Voici donc "Quenelle proustine", invention que je viens d'inventer comme dirait Zazie, et qui raconte toujours la même histoire (pas celle du loup dans la bergerie mais celle du jeune homme dans l'autobus), cette fois-ci enrobée dans un pastiche de Proust. On n'a pas eu peur de charger le trait.

Dans l’autobus (quenelle proustine)

Couché de bonne heure la veille, je sortis pour une fois dès le matin sans avoir regardé l'heure. J'attrapai presque au vol un autobus qui passait et me trouvai ainsi plongé sans transition dans le cours incertain d’une journée de janvier dont la lumière blafarde, diffuse et grise ne pouvait laisser deviner, sans que fût accompli l’effort de consulter une horloge et un plan, ni l’heure, ni le lieu géographique précis, encore que la présence, silhouettée glissando, d’un panneau, sur le trottoir que nous venions de quitter, eût dû à la rigueur nous informer que nous étions dans un autobus de la ligne S.

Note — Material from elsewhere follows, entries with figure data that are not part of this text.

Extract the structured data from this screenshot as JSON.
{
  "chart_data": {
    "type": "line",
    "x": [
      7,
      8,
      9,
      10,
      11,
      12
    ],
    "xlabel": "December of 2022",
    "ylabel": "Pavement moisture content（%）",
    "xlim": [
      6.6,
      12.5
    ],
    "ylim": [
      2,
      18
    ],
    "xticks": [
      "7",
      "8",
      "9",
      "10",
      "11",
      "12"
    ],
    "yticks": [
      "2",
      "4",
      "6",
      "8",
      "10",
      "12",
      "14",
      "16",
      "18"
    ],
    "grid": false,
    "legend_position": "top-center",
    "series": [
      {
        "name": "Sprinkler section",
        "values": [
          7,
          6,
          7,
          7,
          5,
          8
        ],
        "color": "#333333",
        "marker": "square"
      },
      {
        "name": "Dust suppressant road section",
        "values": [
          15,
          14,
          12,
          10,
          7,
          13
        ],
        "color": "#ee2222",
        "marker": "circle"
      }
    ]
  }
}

Tandis que celui-ci partait à l’assaut du boulevard, conduit par la main délicate, précieuse et ferme d’un jeune homme à la chevelure savamment désordonnée, véritable torche de flamme éparpillée par le vent, et aux avant-bras blancs couverts d’un fin duvet de la même teinte que ses cheveux, lui donnant l'apparence rêveuse et dorée, dans la lueur laiteuse des environs de midi, de Mercure conduisant le char du jour (sans que celui-ci semblât jamais devoir atteindre à son zénith), j’aperçus un homme que d’abord je pris pour Legrandin à cause de sa taille svelte et de son veston de velours prune gansé de bengaline, à la coupe reconnaissable entre toutes (Legrandin, tout en professant la plus grande indifférence aux bas impératifs vestimentaires, commandait ce type de veste courte chez Worth en cinq exemplaires).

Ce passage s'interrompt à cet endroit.